This book was written in 1957, in the third person, and was essentially the first draft of what became the 1960 first person classic To Kill a Mockingbird. This book was rediscovered in 2011, after being lost for decades, and published in 2015. It is a powerful statement in its own right, which I enjoyed reading. This book will be discussed at the Third Tuesday Book Club meeting on November 15th, 2016 in the Barnes and Noble in Lafayette, Louisiana, which I will not be attending (drat).

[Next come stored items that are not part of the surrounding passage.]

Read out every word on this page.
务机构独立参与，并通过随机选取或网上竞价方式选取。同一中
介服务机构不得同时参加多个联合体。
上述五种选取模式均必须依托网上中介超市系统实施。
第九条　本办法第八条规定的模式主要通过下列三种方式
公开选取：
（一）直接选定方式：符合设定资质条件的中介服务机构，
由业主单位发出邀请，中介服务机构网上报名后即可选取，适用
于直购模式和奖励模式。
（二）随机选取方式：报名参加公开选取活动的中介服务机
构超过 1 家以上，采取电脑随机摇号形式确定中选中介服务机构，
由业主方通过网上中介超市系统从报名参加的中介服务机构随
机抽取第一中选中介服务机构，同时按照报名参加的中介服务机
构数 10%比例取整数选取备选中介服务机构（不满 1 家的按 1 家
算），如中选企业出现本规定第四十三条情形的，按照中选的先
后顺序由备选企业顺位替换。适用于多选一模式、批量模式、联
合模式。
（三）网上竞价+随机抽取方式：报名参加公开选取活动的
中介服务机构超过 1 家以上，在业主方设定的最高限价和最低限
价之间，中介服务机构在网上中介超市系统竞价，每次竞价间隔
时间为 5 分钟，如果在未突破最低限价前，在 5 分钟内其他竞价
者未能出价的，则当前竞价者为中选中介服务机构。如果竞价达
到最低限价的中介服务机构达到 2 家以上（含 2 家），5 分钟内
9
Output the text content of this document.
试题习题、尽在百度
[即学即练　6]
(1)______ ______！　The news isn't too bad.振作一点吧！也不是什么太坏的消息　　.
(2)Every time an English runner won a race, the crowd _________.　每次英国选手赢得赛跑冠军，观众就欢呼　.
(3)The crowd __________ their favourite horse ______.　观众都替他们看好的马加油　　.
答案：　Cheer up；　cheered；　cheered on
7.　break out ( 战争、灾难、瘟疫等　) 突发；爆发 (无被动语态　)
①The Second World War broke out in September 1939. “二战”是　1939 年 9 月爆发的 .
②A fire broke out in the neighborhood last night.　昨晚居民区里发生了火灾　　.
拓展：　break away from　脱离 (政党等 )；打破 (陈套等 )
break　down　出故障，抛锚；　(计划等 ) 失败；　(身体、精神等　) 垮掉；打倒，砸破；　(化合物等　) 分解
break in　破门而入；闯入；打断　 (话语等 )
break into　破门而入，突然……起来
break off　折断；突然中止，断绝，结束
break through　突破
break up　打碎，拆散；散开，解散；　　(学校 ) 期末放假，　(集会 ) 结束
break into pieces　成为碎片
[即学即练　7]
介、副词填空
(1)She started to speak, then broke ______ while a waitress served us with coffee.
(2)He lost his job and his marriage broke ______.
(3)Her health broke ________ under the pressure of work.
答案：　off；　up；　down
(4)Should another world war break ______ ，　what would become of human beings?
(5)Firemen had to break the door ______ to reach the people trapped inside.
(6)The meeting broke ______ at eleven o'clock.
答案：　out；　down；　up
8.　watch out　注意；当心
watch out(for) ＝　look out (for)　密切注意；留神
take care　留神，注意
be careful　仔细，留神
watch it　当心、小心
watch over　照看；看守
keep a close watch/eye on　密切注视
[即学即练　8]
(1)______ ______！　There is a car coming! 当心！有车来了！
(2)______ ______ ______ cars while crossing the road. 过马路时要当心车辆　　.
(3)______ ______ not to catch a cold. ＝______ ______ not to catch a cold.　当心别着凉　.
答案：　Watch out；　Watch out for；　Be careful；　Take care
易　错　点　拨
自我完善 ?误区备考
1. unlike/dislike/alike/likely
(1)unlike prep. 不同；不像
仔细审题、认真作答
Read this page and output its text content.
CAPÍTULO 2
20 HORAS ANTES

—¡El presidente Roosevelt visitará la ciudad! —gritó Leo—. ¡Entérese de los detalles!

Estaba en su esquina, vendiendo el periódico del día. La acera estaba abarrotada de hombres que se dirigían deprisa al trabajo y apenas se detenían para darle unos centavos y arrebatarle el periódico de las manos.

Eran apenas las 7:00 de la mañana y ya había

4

It is circa 1955 in Maycomb, Alabama, and Jean Louise Finch, aged twenty-six, has come home on her fifth annual vacation from New York City, to visit her father Atticus and her almost-fiancé Henry Clinton, whom she grew up with, and who now works with Atticus in his law office. By accident she discovers, in the wake of the Supreme Court decision in Brown v. Board of Education of Topeka, that Maycomb now has a Citizen’s Committee; she goes down to the courthouse, and sees a man she has never seen before declaiming Segregation Forever, and her father and Henry sitting at the long table listening to him. This shakes Jean Louise to her core, and makes her doubt her moral compass.
I very much enjoyed this book, and regret that I will not be able to discuss the book at the Third Tuesday Book Club meeting.